We had spent quite a bit in the past on planting sods of shade grass, tried it on two occasions but the gorgeous thick green grass soon turned into a dull straw colour until it eventually died!
We soon realised we would have to do something different and use manmade material; someone's suggestion of artificial grass however was a definite no-no!
Hubby who is a retired civil engineer, decided to build a permeable walkway on the side of the garden cottage, between the concrete boundary wall and the one side of the cottage, using a concrete grass block filled with pebbles, not grass!
This image below shows the pathway with the cottage wall on the left hand side - the cottage was built with pink quartzite sheared blocks; enhanced by colours used in the pathway.
When I first saw these concrete grass blocks, they were an ugly dark colour, but that was because it was not properly cured at that stage.
I was totally ignorant of the amount of work that had to be done before the pretty pathway would be complete and we could start planting in the existing planters we built previously in an attempt to grow vegetables!
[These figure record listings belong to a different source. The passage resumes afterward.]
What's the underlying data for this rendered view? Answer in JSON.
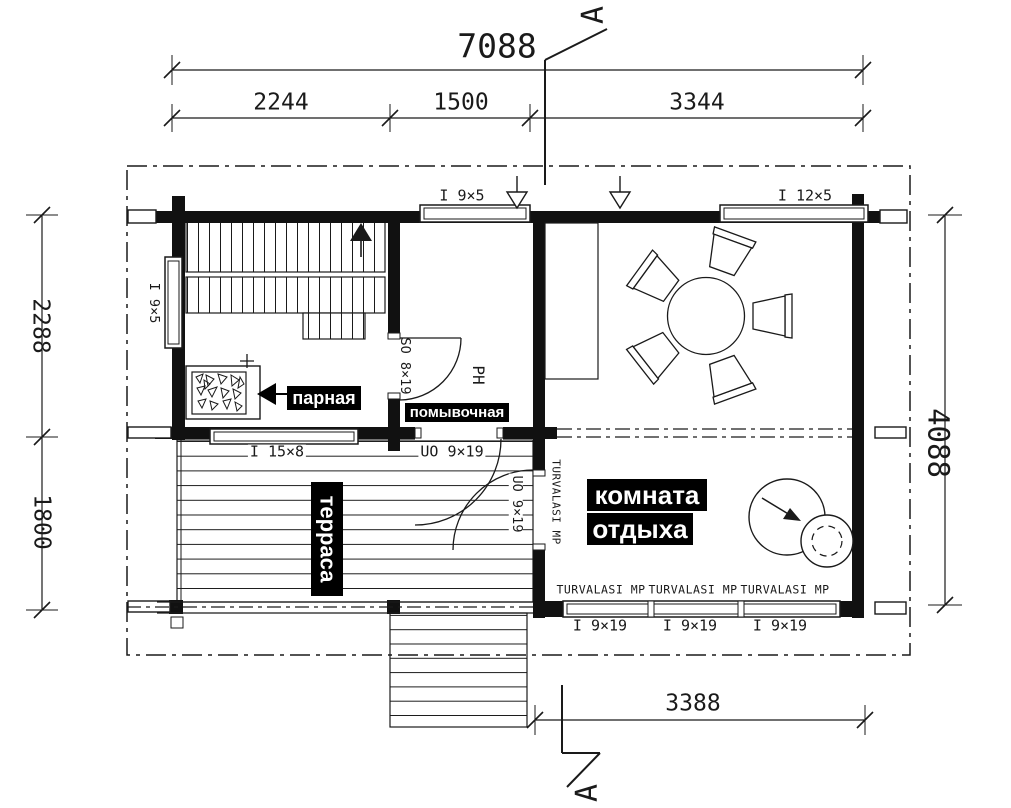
{
  "section": {
    "label": "А"
  },
  "dims": {
    "total": "7088",
    "seg1": "2244",
    "seg2": "1500",
    "seg3": "3344",
    "left_upper": "2288",
    "left_lower": "1800",
    "right": "4088",
    "bottom": "3388"
  },
  "rooms": {
    "sauna": "парная",
    "wash": "помывочная",
    "terrace": "терраса",
    "lounge1": "комната",
    "lounge2": "отдыха"
  },
  "openings": {
    "top_win_small": "I 9×5",
    "top_win_large": "I 12×5",
    "left_win": "I 9×5",
    "sauna_win": "I 15×8",
    "terrace_door": "UO 9×19",
    "lounge_door": "UO 9×19",
    "sauna_door": "SO 8×19",
    "wash_mark": "PH",
    "bottom_win": "I 9×19",
    "glass": "TURVALASI MP"
  },
  "colors": {
    "ink": "#1a1a1a",
    "label_bg": "#000000",
    "label_fg": "#ffffff",
    "paper": "#ffffff"
  }
}
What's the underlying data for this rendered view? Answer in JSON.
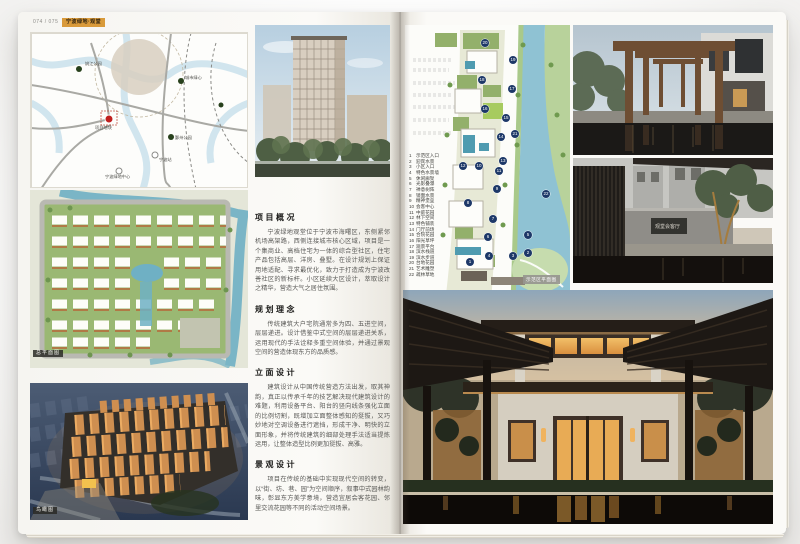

Of course not having enough sun there plus having wild monkeys that troop through the garden, we had very little crop, so gave up on that!
The pathway was built on a slightly sloped area which had to be shaped before the trench was dug.
Hubby explained that the trench had to be dug in the centre of the pathway, for the placing of a French drain consisting of a geo-pipe placed in a stone wrapped geo-fabric.
This was to catch run-off and seepage water during heavy rainfall to prevent erosion of the natural ground.
There was an existing inlet grid at the top of the walkway to collect surface water from the paved patio. This inlet is connected to an existing storm-water pipe and the new geo-pipe was connected into this pipe lower down which leads into a large soak-pit hubby built years previously.
The ground was now finally shaped and at the right level, in readiness for the placing of the blocks.
Not until it was covered with a geo-fabric topped with Umgeni sand!
I stopped asking questions and checking progress at this stage as I was only interested in seeing the job completed!
This is when I became interested again!
The grass blocks were filled with a combination of concrete stones at the bottom and Duzi pebbles on top.
We're being very careful in selecting shade plants and have started planting. We're sure this area will be as lush as the rest of our garden soon, but are very happy with the way this pathway has turned out, although that section of the garden is still a work in progress as we now have a large Wild Plum Tree that's roots are starting to pop up from underground just around the corner from the pathway, so that will be our next project.